Cassie is a research assistant for CAAN and is currently pursuing her doctoral degree at the PGSP-Stanford Psy.D. Consortium. She received her B.A. at Santa Clara University and currently works as a Practicum Student Therapist at the Menlo Park VA, providing individual therapy and co-leading a CBT for anxiety group. Her main research interests lie in neurological bases of anxiety disorders, particularly social anxiety, and the effects that cognitive and mindfulness-based therapies have on immediate and long-term symptom improvement. Cassie is also interested in looking into attentional regulation and biases in anxiety disorders.

Cassie


Miriam Parrott

Miriam is a research assistant for CAAN and is currently pursuing her doctoral degree at the PGSP-Stanford Psy.D. Consortium. Miriam is currently a Practicum Student Therapist at the Menlo Park VA and co-leads eating disorder prevention workshops for Stanford students through Stanford’s Healthy Body Image Program.  She’s excited about the clinical relevance of mindfulness-based practices in general and specifically the neurological bases of attention and anxiety.
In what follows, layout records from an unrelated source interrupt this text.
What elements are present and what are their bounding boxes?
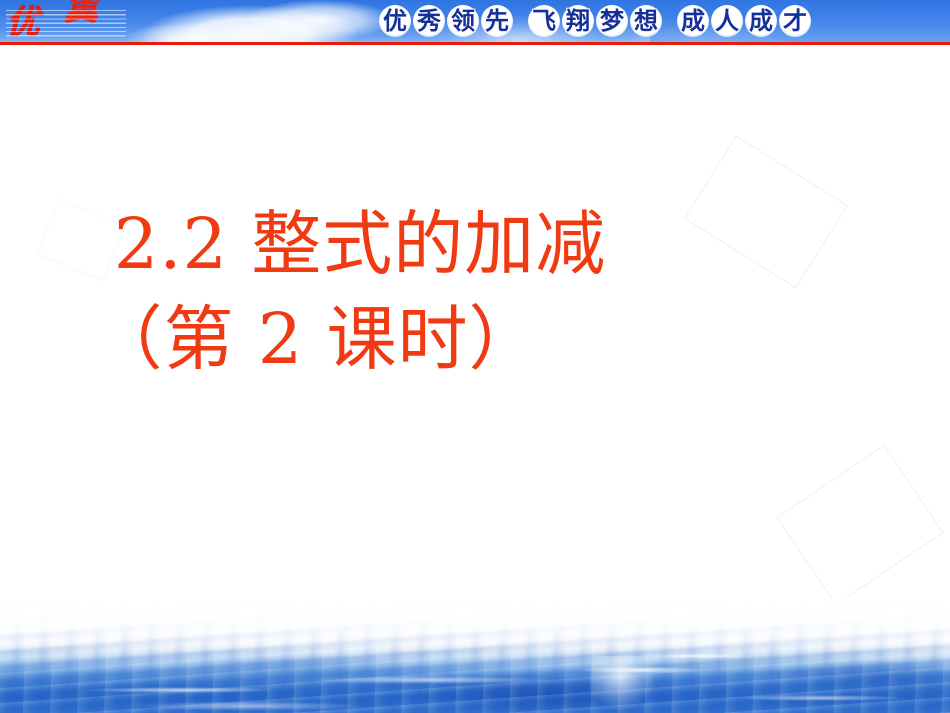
- slide-title: 2.2 整式的加减: [0, 196, 950, 292]
- slogan-char: 先: [480, 4, 514, 38]
- slogan-group-3: 成 人 成 才: [676, 4, 812, 38]
- slogan-char: 飞: [527, 4, 561, 38]
- logo-main-text: 优: [6, 5, 38, 38]
- slide-subtitle: （第 2 课时）: [0, 292, 950, 386]
- slogan-char: 想: [629, 4, 663, 38]
- title-block: 2.2 整式的加减 （第 2 课时）: [0, 196, 950, 386]
- slogan-char-label: 想: [634, 9, 658, 33]
- slogan-group-2: 飞 翔 梦 想: [527, 4, 663, 38]
- slogan-char: 优: [378, 4, 412, 38]
- ocean-water: [0, 598, 950, 713]
- slogan-char: 领: [446, 4, 480, 38]
- slogan-char-label: 飞: [532, 9, 556, 33]
- slogan-char: 人: [710, 4, 744, 38]
- slogan-char-label: 秀: [417, 9, 441, 33]
- presentation-slide: 优 翼 优 秀 领 先 飞 翔 梦 想 成 人 成 才: [0, 0, 950, 713]
- slide-header-banner: 优 翼 优 秀 领 先 飞 翔 梦 想 成 人 成 才: [0, 0, 950, 42]
- slogan-char-label: 梦: [600, 9, 624, 33]
- slogan-char: 才: [778, 4, 812, 38]
- slogan-char: 成: [676, 4, 710, 38]
- slogan-char: 成: [744, 4, 778, 38]
- slogan-char-label: 优: [383, 9, 407, 33]
- ocean-footer-image: [0, 598, 950, 713]
- slogan-char-label: 先: [485, 9, 509, 33]
- slogan-char-label: 成: [749, 9, 773, 33]
- slogan-char-label: 领: [451, 9, 475, 33]
- youyi-logo: 优 翼: [4, 0, 164, 42]
- slogan-char: 秀: [412, 4, 446, 38]
- slogan-char-label: 翔: [566, 9, 590, 33]
- slogan-group-1: 优 秀 领 先: [378, 4, 514, 38]
- slogan-char-label: 人: [715, 9, 739, 33]
- header-divider-rule: [0, 42, 950, 45]
- header-slogan: 优 秀 领 先 飞 翔 梦 想 成 人 成 才: [378, 0, 812, 42]
- slogan-char-label: 才: [783, 9, 807, 33]
- slogan-char-label: 成: [681, 9, 705, 33]
- slogan-char: 翔: [561, 4, 595, 38]
- logo-accent-text: 翼: [64, 0, 98, 26]
- slogan-char: 梦: [595, 4, 629, 38]
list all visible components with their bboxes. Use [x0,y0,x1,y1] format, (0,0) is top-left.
She is also interested in how mindfulness-based practices may be used to enhance performance and pain management in professional and college athletes. 

Mirriam


Christie Mead

Christie is a research assistant for CAAN and is currently pursuing her doctoral degree at the PGSP-Stanford Psy.D. Consortium. Christie received her B.A. from the University of Michigan and is currently a practicum student at the Gronowski Clinic in Los Altos, CA. She is interested in neuropsychology and anxiety disorders, as well as neurological changes related to therapeutic interventions, including mindfulness-based practices. Christie is also interested in the neurological effects of exercise.

Our lab has been supported by numerous volunteer research assistants over the years. Although not all are listed here, we acknowledge their hard work and dedication.